Although the phantastic components are small and style structure might be challenging (second person singular, which I usually avoid reading), I am totally the target group of this (short, 160 pages) novel.
I read the review in the last Locus Magazine, so I was well-prepared for what I would read.
Surprisingly, the trans woman experiences so much transphobia, that was difficult for me to bear. I must have been extremely naive. I would have guessed that there still is something like "micro transphobia", like people that stare at you a bit too long. But not that open and very direct transphobia that the narrator experiences in some scenes.
It's difficult to find a premise in the book. What might it be about? To find a place in this world? To connect the past (where the narrator has purported to be a man) with the present (in which she is in her early forties and lives as a woman)? Which includes finding new ways to deal with her son. Thinking about the end of the text, this might be it.

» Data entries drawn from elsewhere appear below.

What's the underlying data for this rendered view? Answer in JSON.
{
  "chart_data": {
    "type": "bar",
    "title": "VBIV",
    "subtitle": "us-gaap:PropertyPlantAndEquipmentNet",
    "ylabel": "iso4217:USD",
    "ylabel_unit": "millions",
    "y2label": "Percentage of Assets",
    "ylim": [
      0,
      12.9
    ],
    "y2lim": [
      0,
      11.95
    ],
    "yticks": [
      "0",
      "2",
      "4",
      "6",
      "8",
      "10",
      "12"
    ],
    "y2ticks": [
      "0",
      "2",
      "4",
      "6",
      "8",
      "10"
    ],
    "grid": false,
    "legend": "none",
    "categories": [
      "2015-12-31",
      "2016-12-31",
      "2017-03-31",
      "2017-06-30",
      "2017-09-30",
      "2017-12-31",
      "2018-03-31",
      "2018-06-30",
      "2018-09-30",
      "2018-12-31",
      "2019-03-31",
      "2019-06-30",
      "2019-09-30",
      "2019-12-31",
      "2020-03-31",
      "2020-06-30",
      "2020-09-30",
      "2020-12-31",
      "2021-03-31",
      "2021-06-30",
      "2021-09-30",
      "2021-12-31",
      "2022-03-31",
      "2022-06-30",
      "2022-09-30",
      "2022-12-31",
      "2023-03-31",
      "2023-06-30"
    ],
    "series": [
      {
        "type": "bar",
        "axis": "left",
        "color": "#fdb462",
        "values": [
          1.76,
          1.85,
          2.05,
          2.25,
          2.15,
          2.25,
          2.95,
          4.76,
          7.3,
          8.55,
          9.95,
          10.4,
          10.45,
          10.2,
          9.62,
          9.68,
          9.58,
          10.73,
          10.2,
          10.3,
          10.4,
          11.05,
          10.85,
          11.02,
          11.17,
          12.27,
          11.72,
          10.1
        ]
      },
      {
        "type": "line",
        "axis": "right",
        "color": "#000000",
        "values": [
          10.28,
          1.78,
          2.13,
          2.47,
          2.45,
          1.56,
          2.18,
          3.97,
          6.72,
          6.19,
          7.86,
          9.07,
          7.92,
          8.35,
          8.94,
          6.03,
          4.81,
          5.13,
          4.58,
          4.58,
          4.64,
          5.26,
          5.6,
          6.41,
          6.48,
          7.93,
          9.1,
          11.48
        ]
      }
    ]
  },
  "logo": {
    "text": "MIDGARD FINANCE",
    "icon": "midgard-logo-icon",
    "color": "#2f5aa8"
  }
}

But it might very well only be my own interpretation of the text.
However, there is much to admire in this book. First, style and use of words:
"Your human hair wig unfurls in the bathroom sink like a sea anemone"
"His apron's splattered with so much paint that it looks like a rainbow bled out in his arms from a gunshot wound."
"Fragments of IKEA furniture are in halb-formations all around you, like dinosaur skeletons in the middle of assemblage at the natural history museum."
The phantastical aspects are scarce, but very nice.
"Kierney hasn't got to the bathroom, because she doesn't exist"
It's nice how the narrator checks whether or not the people surrounding her do really exist and how she gathers hints for their existence. More difficult seems to be that she sometimes hears people saying something and if she reacts, it becomes clear that the words have been only in her head.
Loneliness is a big issue for her. The lack of love. That's very sad. Being a Mom myself, I was especially touched by the gap between her son and her. Not being able to spend time with your kid, to be estranged from your own kid, that must be so damn difficult.
What I appreciate most are those little details that make the narrator real for me. Like this:
"... a miniature bottle of vodka. The size of those bottles always fills you with glee, as if there are clandestine distilleries operated by mice."
Maybe I should mention that the title has something to do with greek mythology.